What is web scraping?
View slides for this section
Web scraping is a technique for collecting and parsing from websites. This can be done manually but it is usually faster, more efficient and less error-prone to automate the task.
Web scraping allows you to acquire non-tabular or poorly structured data from websites and convert it into a usable structured format such as a .csv file or spreadsheet. In many cases scraping can save time by automating repetitive copy/paste retrieval processes.
Source: https://xkcd.com/974/
Specialized scraping tools can automate web data retrieval by defining what sites to visit, what information to look for, and whether data extraction should stop at the end of a page or continue to hyperlinked pages. Scraping processes can also be scheduled to run at regular intervals to capture changes in the data over time.
Online stores will often scour the publicly available pages of their competitors, scrape item prices, and then use this information to adjust their own prices. Another common practice is “contact scraping” in which email addresses or phone numbers are collected for marketing purposes.
Web scraping is also increasingly used by scholars to create data sets for text mining projects, such as collections of journal articles or digitised texts.
Is scraping the best option?
Scraping can automate repetitive data retrieval tasks but depending on the site there may be simpler ways to accomplish this. Choose the easiest tool for the job:
- Check whether or not you can easily copy and paste data from a site into Excel or Google Sheets. This might be quicker than scraping.

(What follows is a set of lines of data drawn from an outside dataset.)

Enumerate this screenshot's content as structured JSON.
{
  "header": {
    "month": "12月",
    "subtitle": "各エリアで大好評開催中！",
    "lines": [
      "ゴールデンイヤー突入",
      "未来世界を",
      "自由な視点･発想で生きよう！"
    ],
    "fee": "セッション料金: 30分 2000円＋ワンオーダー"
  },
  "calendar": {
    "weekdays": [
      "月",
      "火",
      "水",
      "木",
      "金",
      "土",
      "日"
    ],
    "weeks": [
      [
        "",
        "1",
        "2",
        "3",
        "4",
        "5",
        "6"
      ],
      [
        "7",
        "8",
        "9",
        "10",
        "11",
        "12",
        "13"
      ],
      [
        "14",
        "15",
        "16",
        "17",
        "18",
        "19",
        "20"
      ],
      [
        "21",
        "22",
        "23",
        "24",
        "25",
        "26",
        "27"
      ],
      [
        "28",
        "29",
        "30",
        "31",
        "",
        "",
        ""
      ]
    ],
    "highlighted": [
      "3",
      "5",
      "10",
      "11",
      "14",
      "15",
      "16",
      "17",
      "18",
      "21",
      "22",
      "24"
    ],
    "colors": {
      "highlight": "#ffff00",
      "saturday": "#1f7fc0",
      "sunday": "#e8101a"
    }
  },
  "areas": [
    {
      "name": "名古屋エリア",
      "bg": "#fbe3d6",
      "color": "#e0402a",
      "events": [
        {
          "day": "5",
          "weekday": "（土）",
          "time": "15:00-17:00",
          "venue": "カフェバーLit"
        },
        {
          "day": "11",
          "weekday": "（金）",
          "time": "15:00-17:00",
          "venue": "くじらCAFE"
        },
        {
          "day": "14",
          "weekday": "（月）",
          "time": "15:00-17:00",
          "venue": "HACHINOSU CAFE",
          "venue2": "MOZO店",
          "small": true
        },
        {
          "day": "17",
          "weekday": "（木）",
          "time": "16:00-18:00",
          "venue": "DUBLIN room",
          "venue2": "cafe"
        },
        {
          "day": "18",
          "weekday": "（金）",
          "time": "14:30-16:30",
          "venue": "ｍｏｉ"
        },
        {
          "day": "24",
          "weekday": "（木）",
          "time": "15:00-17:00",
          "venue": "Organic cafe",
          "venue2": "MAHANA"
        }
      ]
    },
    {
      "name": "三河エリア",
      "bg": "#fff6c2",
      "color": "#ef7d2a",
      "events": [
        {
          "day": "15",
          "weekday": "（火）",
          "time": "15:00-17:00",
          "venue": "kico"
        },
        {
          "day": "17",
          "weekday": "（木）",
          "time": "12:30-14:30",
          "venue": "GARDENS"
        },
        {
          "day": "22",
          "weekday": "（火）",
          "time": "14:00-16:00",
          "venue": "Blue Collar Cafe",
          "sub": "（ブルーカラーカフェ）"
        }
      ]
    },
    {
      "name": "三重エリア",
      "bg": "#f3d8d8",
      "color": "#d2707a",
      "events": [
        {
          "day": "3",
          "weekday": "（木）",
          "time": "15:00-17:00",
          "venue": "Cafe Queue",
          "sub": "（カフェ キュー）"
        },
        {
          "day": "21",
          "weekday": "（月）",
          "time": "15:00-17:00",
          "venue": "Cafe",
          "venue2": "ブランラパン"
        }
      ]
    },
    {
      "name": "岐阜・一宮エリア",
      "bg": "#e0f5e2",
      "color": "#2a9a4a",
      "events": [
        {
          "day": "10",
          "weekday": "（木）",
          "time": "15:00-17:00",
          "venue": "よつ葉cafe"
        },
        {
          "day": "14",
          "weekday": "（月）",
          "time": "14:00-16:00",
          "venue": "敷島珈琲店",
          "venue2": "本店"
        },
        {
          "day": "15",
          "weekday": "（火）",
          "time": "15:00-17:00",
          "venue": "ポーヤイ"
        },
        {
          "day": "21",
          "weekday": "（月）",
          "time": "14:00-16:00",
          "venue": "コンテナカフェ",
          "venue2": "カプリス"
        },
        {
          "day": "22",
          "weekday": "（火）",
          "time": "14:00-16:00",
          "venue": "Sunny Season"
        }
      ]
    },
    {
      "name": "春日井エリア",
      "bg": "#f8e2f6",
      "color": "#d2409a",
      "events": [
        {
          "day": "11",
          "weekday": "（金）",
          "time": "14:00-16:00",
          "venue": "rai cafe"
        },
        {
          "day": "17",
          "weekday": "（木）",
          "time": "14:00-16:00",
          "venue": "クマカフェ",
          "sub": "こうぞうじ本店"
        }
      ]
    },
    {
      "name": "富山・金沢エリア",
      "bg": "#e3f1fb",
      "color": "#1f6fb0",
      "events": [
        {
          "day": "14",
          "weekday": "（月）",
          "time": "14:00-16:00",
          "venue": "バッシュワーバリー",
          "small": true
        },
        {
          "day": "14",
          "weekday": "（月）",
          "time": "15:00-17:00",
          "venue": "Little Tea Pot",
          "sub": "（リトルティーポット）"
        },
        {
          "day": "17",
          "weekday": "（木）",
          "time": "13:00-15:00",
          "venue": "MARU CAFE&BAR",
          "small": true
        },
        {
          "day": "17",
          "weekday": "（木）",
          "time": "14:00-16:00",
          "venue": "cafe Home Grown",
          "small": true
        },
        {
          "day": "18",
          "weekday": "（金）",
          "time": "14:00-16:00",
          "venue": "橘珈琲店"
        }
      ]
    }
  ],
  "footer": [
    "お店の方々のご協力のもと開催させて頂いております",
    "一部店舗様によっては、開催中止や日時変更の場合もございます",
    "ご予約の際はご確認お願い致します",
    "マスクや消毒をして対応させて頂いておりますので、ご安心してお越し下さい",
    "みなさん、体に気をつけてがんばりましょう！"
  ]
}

- Check whether the site provides an export feature with the data you need (e.g. for contact lists or search results).
- Check if the site or service provides an API to extract structured data. Depending on your comfort level with APIs this could be more efficient.
Ethics and considerations
The ethics of web scraping are extremely important, by learning about these easy and powerful tools, you also have a responsibility to use them appropriately and legally. Just because something is online does not mean it is free to scrape. Sites may wish to control how the information they provide is accessed and used. A few questions to consider when deciding whether web scraping is appropriate:
- Am I allowed to take this data? Check the website for terms of use that affect web scraping.
- Are there restrictions on what I can do with this data? Making a local copy of publicly available data is usually OK, but there may be limits on use and redistribution of the content. Look for any copyright statements on the website.

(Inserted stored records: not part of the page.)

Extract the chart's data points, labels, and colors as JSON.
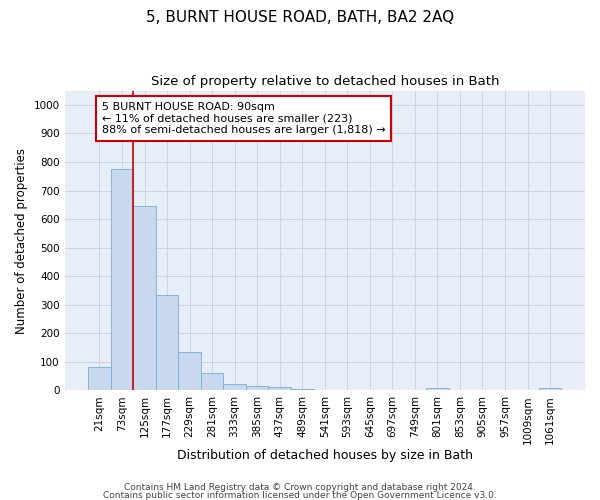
{
  "title": "5, BURNT HOUSE ROAD, BATH, BA2 2AQ",
  "subtitle": "Size of property relative to detached houses in Bath",
  "xlabel": "Distribution of detached houses by size in Bath",
  "ylabel": "Number of detached properties",
  "bar_color": "#c8d9ef",
  "bar_edge_color": "#7aadd4",
  "annotation_box_color": "#cc0000",
  "vline_color": "#cc0000",
  "categories": [
    "21sqm",
    "73sqm",
    "125sqm",
    "177sqm",
    "229sqm",
    "281sqm",
    "333sqm",
    "385sqm",
    "437sqm",
    "489sqm",
    "541sqm",
    "593sqm",
    "645sqm",
    "697sqm",
    "749sqm",
    "801sqm",
    "853sqm",
    "905sqm",
    "957sqm",
    "1009sqm",
    "1061sqm"
  ],
  "values": [
    83,
    775,
    645,
    335,
    135,
    60,
    22,
    16,
    12,
    6,
    2,
    0,
    0,
    0,
    0,
    7,
    0,
    0,
    0,
    0,
    7
  ],
  "ylim": [
    0,
    1050
  ],
  "yticks": [
    0,
    100,
    200,
    300,
    400,
    500,
    600,
    700,
    800,
    900,
    1000
  ],
  "annotation_text": "5 BURNT HOUSE ROAD: 90sqm\n← 11% of detached houses are smaller (223)\n88% of semi-detached houses are larger (1,818) →",
  "footnote1": "Contains HM Land Registry data © Crown copyright and database right 2024.",
  "footnote2": "Contains public sector information licensed under the Open Government Licence v3.0.",
  "background_color": "#ffffff",
  "plot_bg_color": "#e8eef8",
  "grid_color": "#c8d4e8",
  "title_fontsize": 11,
  "subtitle_fontsize": 9.5,
  "xlabel_fontsize": 9,
  "ylabel_fontsize": 8.5,
  "tick_fontsize": 7.5,
  "annotation_fontsize": 8,
  "footnote_fontsize": 6.5,
  "vline_x": 1.5
}
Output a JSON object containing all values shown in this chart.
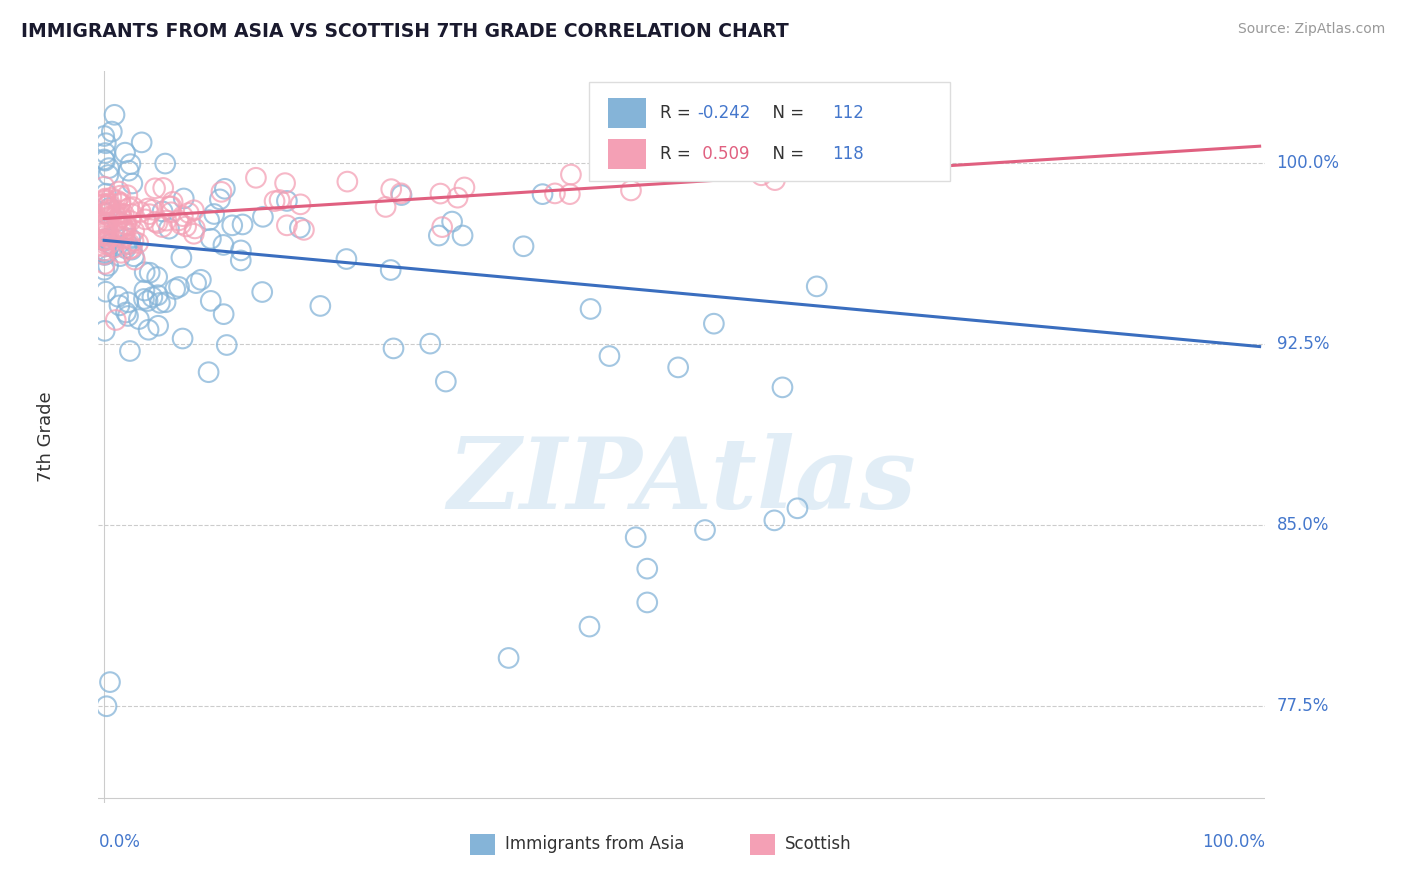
{
  "title": "IMMIGRANTS FROM ASIA VS SCOTTISH 7TH GRADE CORRELATION CHART",
  "source_text": "Source: ZipAtlas.com",
  "ylabel": "7th Grade",
  "ytick_labels": [
    "77.5%",
    "85.0%",
    "92.5%",
    "100.0%"
  ],
  "ytick_values": [
    0.775,
    0.85,
    0.925,
    1.0
  ],
  "R_blue": -0.242,
  "N_blue": 112,
  "R_pink": 0.509,
  "N_pink": 118,
  "blue_color": "#85B4D8",
  "pink_color": "#F4A0B5",
  "trend_blue_color": "#3A6EBF",
  "trend_pink_color": "#E06080",
  "watermark_color": "#C5DDEF",
  "title_color": "#1a1a2e",
  "axis_color": "#4477CC",
  "background_color": "#FFFFFF",
  "ylim_min": 0.735,
  "ylim_max": 1.038,
  "xlim_min": -0.005,
  "xlim_max": 1.005,
  "blue_trend_x0": 0.0,
  "blue_trend_y0": 0.968,
  "blue_trend_x1": 1.0,
  "blue_trend_y1": 0.924,
  "pink_trend_x0": 0.0,
  "pink_trend_y0": 0.977,
  "pink_trend_x1": 1.0,
  "pink_trend_y1": 1.007,
  "grid_color": "#CCCCCC",
  "grid_linestyle": "--",
  "grid_linewidth": 0.8
}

- Am I overloading the website’s servers? Scraping practice should respect the website’s access rules, often encoded in robots.txt files.

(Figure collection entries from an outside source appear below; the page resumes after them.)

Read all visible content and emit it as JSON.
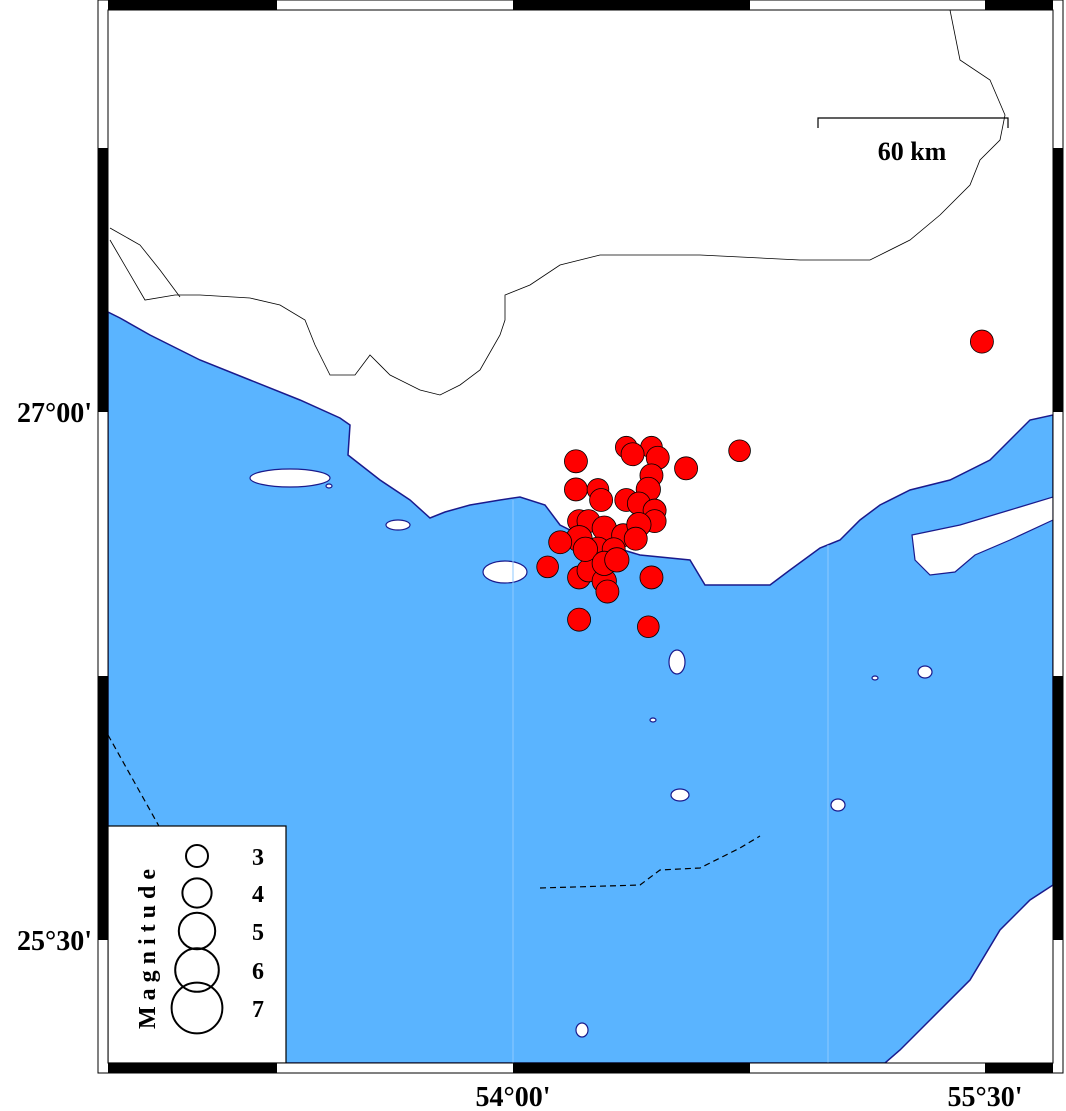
{
  "map": {
    "extent": {
      "lon": [
        52.71,
        55.72
      ],
      "lat": [
        25.15,
        28.14
      ]
    },
    "colors": {
      "sea": "#5ab4ff",
      "land": "#ffffff",
      "coastline": "#1a1a8c",
      "event": "#ff0000"
    },
    "scale_bar": {
      "label": "60 km"
    },
    "frame_labels": {
      "lat": [
        {
          "value": 27.0,
          "label": "27°00'"
        },
        {
          "value": 25.5,
          "label": "25°30'"
        }
      ],
      "lon": [
        {
          "value": 54.0,
          "label": "54°00'"
        },
        {
          "value": 55.5,
          "label": "55°30'"
        }
      ]
    },
    "legend": {
      "title": "Magnitude",
      "entries": [
        {
          "mag": 3,
          "label": "3"
        },
        {
          "mag": 4,
          "label": "4"
        },
        {
          "mag": 5,
          "label": "5"
        },
        {
          "mag": 6,
          "label": "6"
        },
        {
          "mag": 7,
          "label": "7"
        }
      ]
    },
    "events": [
      {
        "lon": 55.49,
        "lat": 27.2,
        "mag": 3.5
      },
      {
        "lon": 54.72,
        "lat": 26.89,
        "mag": 3.3
      },
      {
        "lon": 54.55,
        "lat": 26.84,
        "mag": 3.5
      },
      {
        "lon": 54.2,
        "lat": 26.86,
        "mag": 3.5
      },
      {
        "lon": 54.36,
        "lat": 26.9,
        "mag": 3.3
      },
      {
        "lon": 54.44,
        "lat": 26.9,
        "mag": 3.3
      },
      {
        "lon": 54.38,
        "lat": 26.88,
        "mag": 3.5
      },
      {
        "lon": 54.46,
        "lat": 26.87,
        "mag": 3.5
      },
      {
        "lon": 54.44,
        "lat": 26.82,
        "mag": 3.5
      },
      {
        "lon": 54.2,
        "lat": 26.78,
        "mag": 3.5
      },
      {
        "lon": 54.27,
        "lat": 26.78,
        "mag": 3.3
      },
      {
        "lon": 54.28,
        "lat": 26.75,
        "mag": 3.5
      },
      {
        "lon": 54.36,
        "lat": 26.75,
        "mag": 3.5
      },
      {
        "lon": 54.43,
        "lat": 26.78,
        "mag": 3.7
      },
      {
        "lon": 54.4,
        "lat": 26.74,
        "mag": 3.5
      },
      {
        "lon": 54.45,
        "lat": 26.72,
        "mag": 3.5
      },
      {
        "lon": 54.45,
        "lat": 26.69,
        "mag": 3.5
      },
      {
        "lon": 54.21,
        "lat": 26.69,
        "mag": 3.5
      },
      {
        "lon": 54.24,
        "lat": 26.69,
        "mag": 3.5
      },
      {
        "lon": 54.29,
        "lat": 26.67,
        "mag": 3.7
      },
      {
        "lon": 54.35,
        "lat": 26.65,
        "mag": 3.5
      },
      {
        "lon": 54.21,
        "lat": 26.64,
        "mag": 4.0
      },
      {
        "lon": 54.15,
        "lat": 26.63,
        "mag": 3.5
      },
      {
        "lon": 54.27,
        "lat": 26.61,
        "mag": 3.7
      },
      {
        "lon": 54.32,
        "lat": 26.61,
        "mag": 3.5
      },
      {
        "lon": 54.4,
        "lat": 26.68,
        "mag": 3.7
      },
      {
        "lon": 54.39,
        "lat": 26.64,
        "mag": 3.5
      },
      {
        "lon": 54.11,
        "lat": 26.56,
        "mag": 3.3
      },
      {
        "lon": 54.44,
        "lat": 26.53,
        "mag": 3.5
      },
      {
        "lon": 54.21,
        "lat": 26.53,
        "mag": 3.5
      },
      {
        "lon": 54.24,
        "lat": 26.55,
        "mag": 3.5
      },
      {
        "lon": 54.29,
        "lat": 26.52,
        "mag": 3.7
      },
      {
        "lon": 54.3,
        "lat": 26.49,
        "mag": 3.5
      },
      {
        "lon": 54.21,
        "lat": 26.41,
        "mag": 3.5
      },
      {
        "lon": 54.43,
        "lat": 26.39,
        "mag": 3.3
      },
      {
        "lon": 54.23,
        "lat": 26.61,
        "mag": 3.7
      },
      {
        "lon": 54.29,
        "lat": 26.57,
        "mag": 3.7
      },
      {
        "lon": 54.33,
        "lat": 26.58,
        "mag": 3.7
      }
    ]
  }
}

There are grey areas as scraping involves interacting with a website in a way that the site owner might not have intended. When in doubt get in touch with a librarian or contact UBC’s Copyright Office.
Understanding website structure
View slides for this section
Website content is usually represented using HTML, or Hypertext Markup Language. Web servers make HTML content available to browsers using a data transfer protocol called HTTP (Hypertext Transfer Protocol). Two of the most common HTTP request methods are get (to request data from a server) and post (to send data to a server).
Web scraping tools use a website’s HTML structure to navigate the page and identify the content to scrape. Effective use of web scraping tools requires a basic understanding of how web pages are structured. Sites whose underlying structure is well organized and descriptive are usually easier to scrape.